Je suis passionné de bande dessinée au sens large depuis mon enfance, que ce soit du franco-belge, du comics ou du manga. De 1997 à 2002, je tiens d’ailleurs un site de chroniques qui me fait connaître dans le milieu. Après avoir été chef de produit dans l’informatique, je rejoins Bamboo Édition en 2002, une petite maison d’édition qui monte grâce à la série Les Profs, afin de travailler dans un domaine qui m'enthousiasme. En 2006, Bamboo s’est bien développée et nous décidons de lancer la collection manga Doki-Doki, avec Sylvain Chollet et moi aux commandes. Nous avons choisi l’onomatopée « Doki-Doki » qui veut dire « le coeur qui bat la chamade », car cela représentait bien nos coups de coeur éditoriaux. Je suis également scénariste de BD à mes heures perdues.
À ce jour, nous collaborons avec 17 ou 18 éditeurs japonais différents. Certes, pas encore avec les trois que vous citez, mais nous travaillons tout de même avec Kadokawa, le numéro 2 du livre au Japon. Il arrive que les éditeurs les plus importants reçoivent nos offres quand un titre nous plaît vraiment. Nous savons que pour les convaincre, il en faut plus qu’une boîte de chocolats : ils nous jugent sur notre travail dans la durée. Je ne fais pas non plus une fixation sur tel ou tel éditeur japonais. Il y a de bonnes séries chez tous les éditeurs et obtenir un titre de chez Shueisha ne signifie pas forcément qu’il va se vendre comme des petits pains. Bien sûr, l’idéal est de pouvoir travailler avec tout le monde, car il y a des pépites à trouver dans tous les catalogues.
Détrompez-vous, tous les éditeurs français font un travail de veille sur les mêmes éditeurs que nous et la concurrence est de plus en plus ardue pour obtenir une série. Par exemple, Futubasha chez qui nous avons signé Otaku Girls ou Revenge Classroom, est l’éditeur d’origine de King’s Game publié chez Ki-oon, une série qui marche très fort. C’est un exemple parmi tant d’autres.

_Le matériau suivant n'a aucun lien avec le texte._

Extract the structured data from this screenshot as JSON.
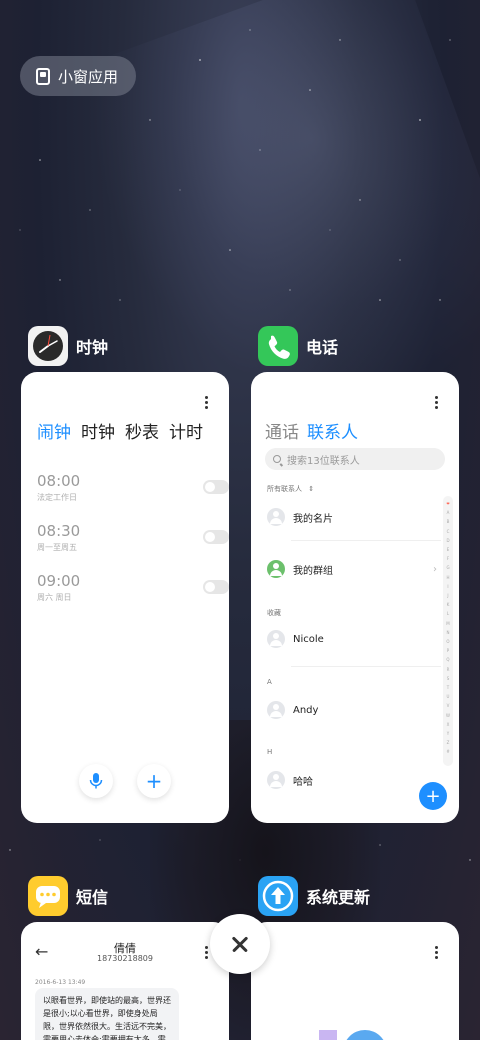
{
  "floating_apps": {
    "label": "小窗应用"
  },
  "apps": {
    "clock": {
      "name": "时钟",
      "tabs": [
        "闹钟",
        "时钟",
        "秒表",
        "计时"
      ],
      "alarms": [
        {
          "time": "08:00",
          "repeat": "法定工作日"
        },
        {
          "time": "08:30",
          "repeat": "周一至周五"
        },
        {
          "time": "09:00",
          "repeat": "周六 周日"
        }
      ]
    },
    "phone": {
      "name": "电话",
      "tabs": [
        "通话",
        "联系人"
      ],
      "search_placeholder": "搜索13位联系人",
      "filter_label": "所有联系人",
      "my_card": "我的名片",
      "my_groups": "我的群组",
      "sections": [
        {
          "header": "收藏",
          "contact": "Nicole"
        },
        {
          "header": "A",
          "contact": "Andy"
        },
        {
          "header": "H",
          "contact": "哈哈"
        }
      ],
      "alphabet": [
        "❤",
        "A",
        "B",
        "C",
        "D",
        "E",
        "F",
        "G",
        "H",
        "I",
        "J",
        "K",
        "L",
        "M",
        "N",
        "O",
        "P",
        "Q",
        "R",
        "S",
        "T",
        "U",
        "V",
        "W",
        "X",
        "Y",
        "Z",
        "#"
      ]
    },
    "sms": {
      "name": "短信",
      "contact_name": "倩倩",
      "contact_number": "18730218809",
      "date": "2016-6-13 13:49",
      "message": "以眼看世界，即使站的最高，世界还是很小;以心看世界，即使身处局限，世界依然很大。生活远不完美，需要用心去体会;需要拥有太多，需"
    },
    "updater": {
      "name": "系统更新"
    }
  },
  "colors": {
    "accent": "#1e8fff",
    "phone_green": "#34c759",
    "sms_yellow": "#ffcc2e",
    "update_blue": "#2aa3f4"
  }
}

Je ne me sens pas propriétaire d’un auteur. Même si en effet, voir l’auteur d’Otogi Matsuri publié chez un autre éditeur, ça m’a un peu attristé à l’époque. Ça m’embête un peu plus quand une relation de proximité s’est créée avec quelqu'un comme Boichi, l'auteur de Sun-Ken Rock. L’idéal serait que les auteurs aient leur mot à dire sur le choix de l’éditeur français qui les publiera, ce qui n’est pas souvent le cas.

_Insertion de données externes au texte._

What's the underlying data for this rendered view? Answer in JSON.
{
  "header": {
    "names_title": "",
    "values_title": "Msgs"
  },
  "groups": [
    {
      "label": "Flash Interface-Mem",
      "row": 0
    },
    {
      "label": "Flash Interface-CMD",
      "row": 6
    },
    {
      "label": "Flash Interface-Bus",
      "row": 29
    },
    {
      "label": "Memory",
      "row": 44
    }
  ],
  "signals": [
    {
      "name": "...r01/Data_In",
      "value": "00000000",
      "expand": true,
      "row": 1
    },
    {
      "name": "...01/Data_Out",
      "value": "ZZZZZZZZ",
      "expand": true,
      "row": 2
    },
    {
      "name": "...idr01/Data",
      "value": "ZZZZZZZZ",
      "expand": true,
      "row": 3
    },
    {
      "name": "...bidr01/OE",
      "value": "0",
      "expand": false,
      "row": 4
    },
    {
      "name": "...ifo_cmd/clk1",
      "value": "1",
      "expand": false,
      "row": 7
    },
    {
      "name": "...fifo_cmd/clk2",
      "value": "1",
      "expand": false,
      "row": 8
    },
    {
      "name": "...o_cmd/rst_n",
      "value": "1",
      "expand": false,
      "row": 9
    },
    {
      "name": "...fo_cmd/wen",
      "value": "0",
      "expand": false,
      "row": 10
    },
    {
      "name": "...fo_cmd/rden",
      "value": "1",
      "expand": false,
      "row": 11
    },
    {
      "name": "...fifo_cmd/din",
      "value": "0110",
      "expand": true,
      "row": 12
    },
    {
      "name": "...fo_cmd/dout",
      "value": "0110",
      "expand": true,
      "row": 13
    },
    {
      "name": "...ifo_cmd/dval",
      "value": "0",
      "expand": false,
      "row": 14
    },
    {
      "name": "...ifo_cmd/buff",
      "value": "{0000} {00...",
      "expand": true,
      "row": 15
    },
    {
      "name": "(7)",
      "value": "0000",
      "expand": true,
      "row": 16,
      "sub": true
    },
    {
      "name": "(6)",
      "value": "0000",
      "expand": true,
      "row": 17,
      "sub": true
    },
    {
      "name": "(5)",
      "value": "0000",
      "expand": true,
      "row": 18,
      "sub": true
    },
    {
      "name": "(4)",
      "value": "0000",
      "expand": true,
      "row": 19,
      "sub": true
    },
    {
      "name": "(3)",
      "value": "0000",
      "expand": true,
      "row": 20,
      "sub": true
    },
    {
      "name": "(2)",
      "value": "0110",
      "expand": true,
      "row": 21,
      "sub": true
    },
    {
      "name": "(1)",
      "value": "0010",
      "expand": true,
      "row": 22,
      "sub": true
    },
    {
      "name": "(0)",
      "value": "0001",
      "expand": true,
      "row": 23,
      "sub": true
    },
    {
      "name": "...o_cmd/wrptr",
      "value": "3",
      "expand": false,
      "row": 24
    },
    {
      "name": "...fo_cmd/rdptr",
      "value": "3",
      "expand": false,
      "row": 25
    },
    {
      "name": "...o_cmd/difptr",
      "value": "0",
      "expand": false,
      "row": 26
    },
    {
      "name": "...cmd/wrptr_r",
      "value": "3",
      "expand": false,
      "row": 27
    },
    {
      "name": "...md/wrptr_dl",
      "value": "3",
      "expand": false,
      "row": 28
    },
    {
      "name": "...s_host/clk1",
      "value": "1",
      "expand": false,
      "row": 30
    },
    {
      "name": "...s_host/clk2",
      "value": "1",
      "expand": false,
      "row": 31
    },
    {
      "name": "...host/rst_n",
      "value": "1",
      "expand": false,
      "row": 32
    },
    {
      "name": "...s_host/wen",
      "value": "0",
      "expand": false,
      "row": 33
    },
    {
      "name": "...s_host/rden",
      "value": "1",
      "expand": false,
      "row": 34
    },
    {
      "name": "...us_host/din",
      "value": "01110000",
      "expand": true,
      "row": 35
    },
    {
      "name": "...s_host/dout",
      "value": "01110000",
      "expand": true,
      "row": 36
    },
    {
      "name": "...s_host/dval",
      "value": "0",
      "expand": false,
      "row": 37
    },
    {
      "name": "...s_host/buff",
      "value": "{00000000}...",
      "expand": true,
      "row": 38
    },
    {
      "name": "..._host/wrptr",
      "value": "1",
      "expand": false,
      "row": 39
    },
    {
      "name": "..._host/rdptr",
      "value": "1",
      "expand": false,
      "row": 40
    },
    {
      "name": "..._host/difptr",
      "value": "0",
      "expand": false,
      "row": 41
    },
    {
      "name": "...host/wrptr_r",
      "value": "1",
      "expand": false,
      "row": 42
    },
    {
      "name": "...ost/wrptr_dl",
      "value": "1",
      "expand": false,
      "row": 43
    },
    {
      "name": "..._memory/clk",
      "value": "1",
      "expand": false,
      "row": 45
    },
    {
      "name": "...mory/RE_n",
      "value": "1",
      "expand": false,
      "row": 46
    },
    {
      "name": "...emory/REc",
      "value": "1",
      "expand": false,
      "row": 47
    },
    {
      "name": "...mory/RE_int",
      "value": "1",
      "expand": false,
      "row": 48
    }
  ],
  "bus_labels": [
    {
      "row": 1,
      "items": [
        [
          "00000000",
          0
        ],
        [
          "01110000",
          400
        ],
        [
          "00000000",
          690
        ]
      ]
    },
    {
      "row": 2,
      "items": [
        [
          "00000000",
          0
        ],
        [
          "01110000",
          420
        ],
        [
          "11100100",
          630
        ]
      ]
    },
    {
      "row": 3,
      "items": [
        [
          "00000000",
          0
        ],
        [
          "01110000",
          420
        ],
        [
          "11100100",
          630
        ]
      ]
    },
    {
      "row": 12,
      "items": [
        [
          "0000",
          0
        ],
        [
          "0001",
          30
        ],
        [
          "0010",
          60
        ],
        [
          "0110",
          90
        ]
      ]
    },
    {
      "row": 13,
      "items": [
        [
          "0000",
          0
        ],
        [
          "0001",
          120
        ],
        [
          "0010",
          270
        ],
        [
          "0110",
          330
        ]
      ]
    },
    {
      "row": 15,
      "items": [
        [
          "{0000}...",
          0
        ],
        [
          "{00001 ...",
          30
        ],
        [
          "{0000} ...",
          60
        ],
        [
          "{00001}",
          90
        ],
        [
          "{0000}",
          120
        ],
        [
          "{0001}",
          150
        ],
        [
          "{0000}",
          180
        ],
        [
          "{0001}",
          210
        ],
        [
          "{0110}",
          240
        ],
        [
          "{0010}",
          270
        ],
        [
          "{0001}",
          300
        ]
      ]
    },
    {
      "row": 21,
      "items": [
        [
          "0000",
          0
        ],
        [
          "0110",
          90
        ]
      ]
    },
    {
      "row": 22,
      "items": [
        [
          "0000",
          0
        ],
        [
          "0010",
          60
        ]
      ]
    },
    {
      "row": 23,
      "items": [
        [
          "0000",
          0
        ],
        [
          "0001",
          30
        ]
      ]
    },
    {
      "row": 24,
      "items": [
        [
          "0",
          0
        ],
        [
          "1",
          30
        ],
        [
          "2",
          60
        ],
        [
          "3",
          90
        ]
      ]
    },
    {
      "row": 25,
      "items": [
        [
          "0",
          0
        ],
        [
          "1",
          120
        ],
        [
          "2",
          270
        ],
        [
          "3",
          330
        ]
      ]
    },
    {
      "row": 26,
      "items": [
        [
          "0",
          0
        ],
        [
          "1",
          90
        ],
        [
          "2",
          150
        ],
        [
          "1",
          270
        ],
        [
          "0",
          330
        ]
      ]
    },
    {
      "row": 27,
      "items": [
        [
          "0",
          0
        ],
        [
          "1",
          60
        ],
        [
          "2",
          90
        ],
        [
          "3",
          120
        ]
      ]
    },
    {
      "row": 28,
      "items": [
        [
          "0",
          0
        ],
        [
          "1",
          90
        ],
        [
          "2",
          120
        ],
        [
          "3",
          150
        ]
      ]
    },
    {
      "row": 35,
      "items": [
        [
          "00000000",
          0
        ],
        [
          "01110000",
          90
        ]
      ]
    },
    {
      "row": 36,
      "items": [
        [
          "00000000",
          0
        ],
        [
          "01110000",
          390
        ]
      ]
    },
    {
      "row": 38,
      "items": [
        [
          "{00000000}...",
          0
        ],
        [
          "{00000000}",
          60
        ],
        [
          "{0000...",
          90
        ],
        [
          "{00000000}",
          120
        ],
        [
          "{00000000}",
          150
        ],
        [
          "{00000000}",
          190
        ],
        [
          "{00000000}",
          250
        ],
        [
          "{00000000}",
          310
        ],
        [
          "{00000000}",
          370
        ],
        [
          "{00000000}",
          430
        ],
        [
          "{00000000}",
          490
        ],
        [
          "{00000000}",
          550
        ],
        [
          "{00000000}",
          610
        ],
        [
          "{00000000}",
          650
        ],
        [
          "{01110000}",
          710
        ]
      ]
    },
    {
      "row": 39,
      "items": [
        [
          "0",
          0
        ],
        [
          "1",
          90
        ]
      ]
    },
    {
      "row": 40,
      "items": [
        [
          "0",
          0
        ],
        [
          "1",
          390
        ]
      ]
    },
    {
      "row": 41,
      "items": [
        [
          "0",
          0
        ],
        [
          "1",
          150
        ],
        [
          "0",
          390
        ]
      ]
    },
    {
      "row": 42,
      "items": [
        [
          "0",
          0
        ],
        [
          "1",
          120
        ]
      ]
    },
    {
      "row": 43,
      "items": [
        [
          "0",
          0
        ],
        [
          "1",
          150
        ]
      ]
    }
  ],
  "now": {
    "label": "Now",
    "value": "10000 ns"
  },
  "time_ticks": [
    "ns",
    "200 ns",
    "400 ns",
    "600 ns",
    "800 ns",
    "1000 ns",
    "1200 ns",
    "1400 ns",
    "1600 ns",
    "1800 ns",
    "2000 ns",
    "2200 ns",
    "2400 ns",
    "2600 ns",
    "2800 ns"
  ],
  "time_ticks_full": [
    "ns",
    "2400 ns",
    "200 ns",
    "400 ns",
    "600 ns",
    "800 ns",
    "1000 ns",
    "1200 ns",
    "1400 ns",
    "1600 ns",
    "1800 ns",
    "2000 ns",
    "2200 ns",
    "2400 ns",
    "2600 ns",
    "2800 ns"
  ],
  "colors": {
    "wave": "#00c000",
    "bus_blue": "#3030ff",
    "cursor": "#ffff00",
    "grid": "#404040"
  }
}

On me pose souvent la question et je vais être transparent : j’adore YONEHARA. Nous avons publié 43 volumes de ses oeuvres : 30 de Full Ahead ! Coco et 13 de Dämons. La critique a été dithyrambique, mais les ventes assez catastrophiques, ce qui a rendu les débuts de Doki-Doki difficiles. En bon gestionnaire, je dois parfois mettre de côté mon costume de fan pour la pérennité de la collection, et plutôt développer d’autres styles de mangas (dans leur graphisme ou leur thématique) qui, eux, trouvent plus facilement leur public. Mais ça ne nous empêche pas de publier de temps en temps des séries différentes, comme Mr. Nobody pour n’en citer qu’un.

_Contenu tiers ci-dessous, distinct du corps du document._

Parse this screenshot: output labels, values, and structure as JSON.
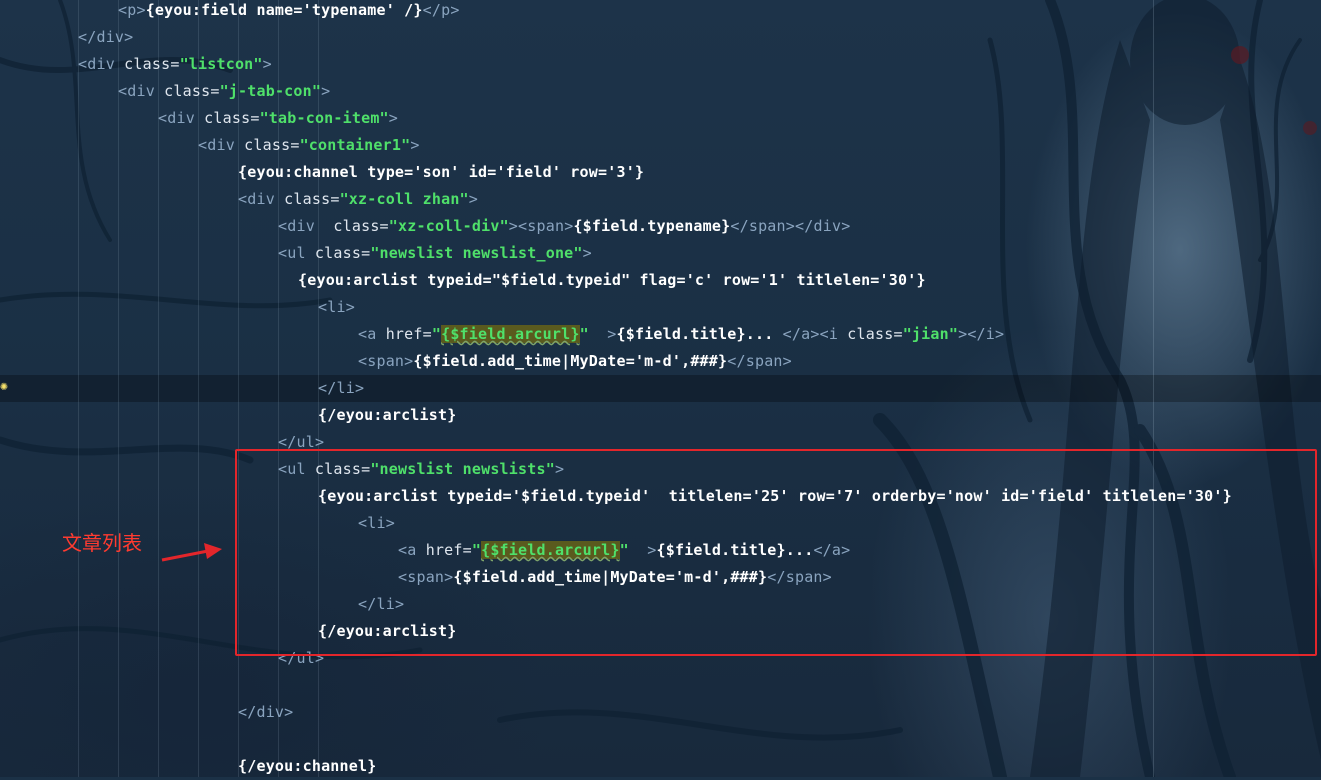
{
  "editor": {
    "lines": [
      {
        "indent": 3,
        "segs": [
          [
            "tag",
            "<"
          ],
          [
            "tag",
            "p"
          ],
          [
            "tag",
            ">"
          ],
          [
            "kw",
            "{eyou:field name='typename' /}"
          ],
          [
            "tag",
            "</"
          ],
          [
            "tag",
            "p"
          ],
          [
            "tag",
            ">"
          ]
        ]
      },
      {
        "indent": 2,
        "segs": [
          [
            "tag",
            "</"
          ],
          [
            "tag",
            "div"
          ],
          [
            "tag",
            ">"
          ]
        ]
      },
      {
        "indent": 2,
        "segs": [
          [
            "tag",
            "<"
          ],
          [
            "tag",
            "div"
          ],
          [
            "attr",
            " class="
          ],
          [
            "str",
            "\"listcon\""
          ],
          [
            "tag",
            ">"
          ]
        ]
      },
      {
        "indent": 3,
        "segs": [
          [
            "tag",
            "<"
          ],
          [
            "tag",
            "div"
          ],
          [
            "attr",
            " class="
          ],
          [
            "str",
            "\"j-tab-con\""
          ],
          [
            "tag",
            ">"
          ]
        ]
      },
      {
        "indent": 4,
        "segs": [
          [
            "tag",
            "<"
          ],
          [
            "tag",
            "div"
          ],
          [
            "attr",
            " class="
          ],
          [
            "str",
            "\"tab-con-item\""
          ],
          [
            "tag",
            ">"
          ]
        ]
      },
      {
        "indent": 5,
        "segs": [
          [
            "tag",
            "<"
          ],
          [
            "tag",
            "div"
          ],
          [
            "attr",
            " class="
          ],
          [
            "str",
            "\"container1\""
          ],
          [
            "tag",
            ">"
          ]
        ]
      },
      {
        "indent": 6,
        "segs": [
          [
            "kw",
            "{eyou:channel type='son' id='field' row='3'}"
          ]
        ]
      },
      {
        "indent": 6,
        "segs": [
          [
            "tag",
            "<"
          ],
          [
            "tag",
            "div"
          ],
          [
            "attr",
            " class="
          ],
          [
            "str",
            "\"xz-coll zhan\""
          ],
          [
            "tag",
            ">"
          ]
        ]
      },
      {
        "indent": 7,
        "segs": [
          [
            "tag",
            "<"
          ],
          [
            "tag",
            "div"
          ],
          [
            "attr",
            "  class="
          ],
          [
            "str",
            "\"xz-coll-div\""
          ],
          [
            "tag",
            ">"
          ],
          [
            "tag",
            "<"
          ],
          [
            "tag",
            "span"
          ],
          [
            "tag",
            ">"
          ],
          [
            "kw",
            "{$field.typename}"
          ],
          [
            "tag",
            "</"
          ],
          [
            "tag",
            "span"
          ],
          [
            "tag",
            ">"
          ],
          [
            "tag",
            "</"
          ],
          [
            "tag",
            "div"
          ],
          [
            "tag",
            ">"
          ]
        ]
      },
      {
        "indent": 7,
        "segs": [
          [
            "tag",
            "<"
          ],
          [
            "tag",
            "ul"
          ],
          [
            "attr",
            " class="
          ],
          [
            "str",
            "\"newslist newslist_one\""
          ],
          [
            "tag",
            ">"
          ]
        ]
      },
      {
        "indent": 7.5,
        "segs": [
          [
            "kw",
            "{eyou:arclist typeid=\"$field.typeid\" flag='c' row='1' titlelen='30'}"
          ]
        ]
      },
      {
        "indent": 8,
        "segs": [
          [
            "tag",
            "<"
          ],
          [
            "tag",
            "li"
          ],
          [
            "tag",
            ">"
          ]
        ]
      },
      {
        "indent": 9,
        "segs": [
          [
            "tag",
            "<"
          ],
          [
            "tag",
            "a"
          ],
          [
            "attr",
            " href="
          ],
          [
            "str",
            "\""
          ],
          [
            "strhl",
            "{$field.arcurl}"
          ],
          [
            "str",
            "\""
          ],
          [
            "attr",
            "  "
          ],
          [
            "tag",
            ">"
          ],
          [
            "kw",
            "{$field.title}... "
          ],
          [
            "tag",
            "</"
          ],
          [
            "tag",
            "a"
          ],
          [
            "tag",
            ">"
          ],
          [
            "tag",
            "<"
          ],
          [
            "tag",
            "i"
          ],
          [
            "attr",
            " class="
          ],
          [
            "str",
            "\"jian\""
          ],
          [
            "tag",
            ">"
          ],
          [
            "tag",
            "</"
          ],
          [
            "tag",
            "i"
          ],
          [
            "tag",
            ">"
          ]
        ]
      },
      {
        "indent": 9,
        "segs": [
          [
            "tag",
            "<"
          ],
          [
            "tag",
            "span"
          ],
          [
            "tag",
            ">"
          ],
          [
            "kw",
            "{$field.add_time|MyDate='m-d',###}"
          ],
          [
            "tag",
            "</"
          ],
          [
            "tag",
            "span"
          ],
          [
            "tag",
            ">"
          ]
        ]
      },
      {
        "indent": 8,
        "segs": [
          [
            "tag",
            "</"
          ],
          [
            "tag",
            "li"
          ],
          [
            "tag",
            ">"
          ]
        ]
      },
      {
        "indent": 8,
        "segs": [
          [
            "kw",
            "{/eyou:arclist}"
          ]
        ]
      },
      {
        "indent": 7,
        "segs": [
          [
            "tag",
            "</"
          ],
          [
            "tag",
            "ul"
          ],
          [
            "tag",
            ">"
          ]
        ]
      },
      {
        "indent": 7,
        "segs": [
          [
            "tag",
            "<"
          ],
          [
            "tag",
            "ul"
          ],
          [
            "attr",
            " class="
          ],
          [
            "str",
            "\"newslist newslists\""
          ],
          [
            "tag",
            ">"
          ]
        ]
      },
      {
        "indent": 8,
        "segs": [
          [
            "kw",
            "{eyou:arclist typeid='$field.typeid'  titlelen='25' row='7' orderby='now' id='field' titlelen='30'}"
          ]
        ]
      },
      {
        "indent": 9,
        "segs": [
          [
            "tag",
            "<"
          ],
          [
            "tag",
            "li"
          ],
          [
            "tag",
            ">"
          ]
        ]
      },
      {
        "indent": 10,
        "segs": [
          [
            "tag",
            "<"
          ],
          [
            "tag",
            "a"
          ],
          [
            "attr",
            " href="
          ],
          [
            "str",
            "\""
          ],
          [
            "strhl",
            "{$field.arcurl}"
          ],
          [
            "str",
            "\""
          ],
          [
            "attr",
            "  "
          ],
          [
            "tag",
            ">"
          ],
          [
            "kw",
            "{$field.title}..."
          ],
          [
            "tag",
            "</"
          ],
          [
            "tag",
            "a"
          ],
          [
            "tag",
            ">"
          ]
        ]
      },
      {
        "indent": 10,
        "segs": [
          [
            "tag",
            "<"
          ],
          [
            "tag",
            "span"
          ],
          [
            "tag",
            ">"
          ],
          [
            "kw",
            "{$field.add_time|MyDate='m-d',###}"
          ],
          [
            "tag",
            "</"
          ],
          [
            "tag",
            "span"
          ],
          [
            "tag",
            ">"
          ]
        ]
      },
      {
        "indent": 9,
        "segs": [
          [
            "tag",
            "</"
          ],
          [
            "tag",
            "li"
          ],
          [
            "tag",
            ">"
          ]
        ]
      },
      {
        "indent": 8,
        "segs": [
          [
            "kw",
            "{/eyou:arclist}"
          ]
        ]
      },
      {
        "indent": 7,
        "segs": [
          [
            "tag",
            "</"
          ],
          [
            "tag",
            "ul"
          ],
          [
            "tag",
            ">"
          ]
        ]
      },
      {
        "indent": 0,
        "segs": []
      },
      {
        "indent": 6,
        "segs": [
          [
            "tag",
            "</"
          ],
          [
            "tag",
            "div"
          ],
          [
            "tag",
            ">"
          ]
        ]
      },
      {
        "indent": 0,
        "segs": []
      },
      {
        "indent": 6,
        "segs": [
          [
            "kw",
            "{/eyou:channel}"
          ]
        ]
      }
    ]
  },
  "annotation": {
    "label": "文章列表",
    "border_color": "#e3262b",
    "label_color": "#ff3b30"
  },
  "colors": {
    "background": "#1b3146",
    "tag": "#8aa4bf",
    "string": "#4fe06a",
    "keyword": "#ffffff",
    "highlight": "#5a5a1e"
  },
  "icons": {
    "gutter_hint": "lightbulb-icon"
  }
}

Quand nous faisons une offre pour un titre, c’est que nous l’imaginons à l’aise dans notre catalogue. Et parfois, ce titre part à la concurrence, c’est la règle du jeu. Inutile de vous donner les titres, il y en a chez tous les éditeurs et je préfère aller de l'avant plutôt que de vivre sur des regrets. Honnêtement, je ne refourguerais aucun de nos titres à un autre éditeur. D’une part, parce que j’assume mes choix et mes erreurs, tant qu’elles m’aident à progresser. D’autre part, parce que je respecte le travail de mes confrères et consoeurs, surtout ceux qui ont développé une maison d’édition avec leurs fonds propres.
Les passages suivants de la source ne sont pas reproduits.